Pick to Totes
The Kiva material handling system enables operators
to pick items and cases into totes for kitting, store replenishment
and internal order transfers. Mobile robotic drive units
bring inventory pods to workers who use a simple
pick-to-light/put-to-light interface to fill each order. The
operator completes the entire order without moving from their pick
station and typically picks multiple orders at the same time. In
addition, the system controls the sequence in which items are
retrieved, allowing heavy-to-light tote loading, layered picks,
picks by product group, and pick-to-plan-o-gram for store
restocking.
Features of Using Totes
Fast Picking - The operator is presented with a new
pick face location every six seconds, as if they had infinite pick
face density with zero walking. Picks can be from inventory
shelving pods or from full pallets on pod pallet bases.

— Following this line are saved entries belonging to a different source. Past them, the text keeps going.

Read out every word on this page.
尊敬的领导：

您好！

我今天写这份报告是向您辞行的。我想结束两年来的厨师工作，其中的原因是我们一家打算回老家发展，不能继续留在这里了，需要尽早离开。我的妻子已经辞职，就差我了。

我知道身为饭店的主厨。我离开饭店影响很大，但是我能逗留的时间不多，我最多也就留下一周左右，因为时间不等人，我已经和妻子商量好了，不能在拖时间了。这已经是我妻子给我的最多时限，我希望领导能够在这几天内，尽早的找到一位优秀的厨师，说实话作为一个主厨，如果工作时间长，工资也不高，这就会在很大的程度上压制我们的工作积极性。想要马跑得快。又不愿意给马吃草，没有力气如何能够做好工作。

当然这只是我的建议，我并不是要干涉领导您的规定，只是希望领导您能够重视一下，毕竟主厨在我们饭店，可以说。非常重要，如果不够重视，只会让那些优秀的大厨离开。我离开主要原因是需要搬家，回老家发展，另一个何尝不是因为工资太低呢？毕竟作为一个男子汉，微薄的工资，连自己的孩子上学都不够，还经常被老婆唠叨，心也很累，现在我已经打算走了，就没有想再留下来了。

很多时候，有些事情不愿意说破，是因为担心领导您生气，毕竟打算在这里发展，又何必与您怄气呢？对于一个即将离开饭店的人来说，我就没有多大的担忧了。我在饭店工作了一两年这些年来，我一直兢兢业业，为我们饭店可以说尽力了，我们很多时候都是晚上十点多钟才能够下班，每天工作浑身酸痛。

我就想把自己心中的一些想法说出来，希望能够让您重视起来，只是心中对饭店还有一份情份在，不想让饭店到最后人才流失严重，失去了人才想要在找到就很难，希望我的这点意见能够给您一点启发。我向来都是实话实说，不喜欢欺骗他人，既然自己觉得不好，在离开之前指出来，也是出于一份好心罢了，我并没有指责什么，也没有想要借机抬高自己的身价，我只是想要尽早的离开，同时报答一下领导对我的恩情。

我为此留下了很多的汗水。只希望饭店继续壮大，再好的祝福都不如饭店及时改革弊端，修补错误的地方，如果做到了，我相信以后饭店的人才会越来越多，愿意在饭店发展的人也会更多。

High Volume Order Picking - Kiva customers pick
hundreds of thousands of lines per day into totes for store
re-stocking from a single facility using the Kiva order fulfillment
system.
Flexible Tote Induction - Prior to picking,
totes must be inducted for processing. This can either be
done at special induction stations where the totes are assigned to
specific orders then placed on shuttles and taken to pick stations
then on to shipping. Or, totes may be inducted right at the
pick station and pushed onto take-away conveyors for finishing and
shipping.
Kitting, Layering and Grouping - The Kiva solution
can present inventory in any order for picking. This allows
customers to implement kitting, layering and grouping strategies
for order processing without having to think about warehouse
layouts. Some customers pick a layer of a product family then
add a tote divider and pick another layer consisting of a different
product family so that the product in the totes is easily put away
by the final customer.
Pick Verification - The pick-to-light,
put-to-light and barcode scanning tasks are configurable to suit a
customer's specific workflow. Some customers scan every item
upon every pick. Some customers only scan one item when
multiples of the same are ordered, and then confirm the quantity
via the station computer screen or rack light buttons. Some
customers do not scan-at-pick because they scan during
replenishment, their inventory and bin accuracy is very high and
they are shipping to internal customers.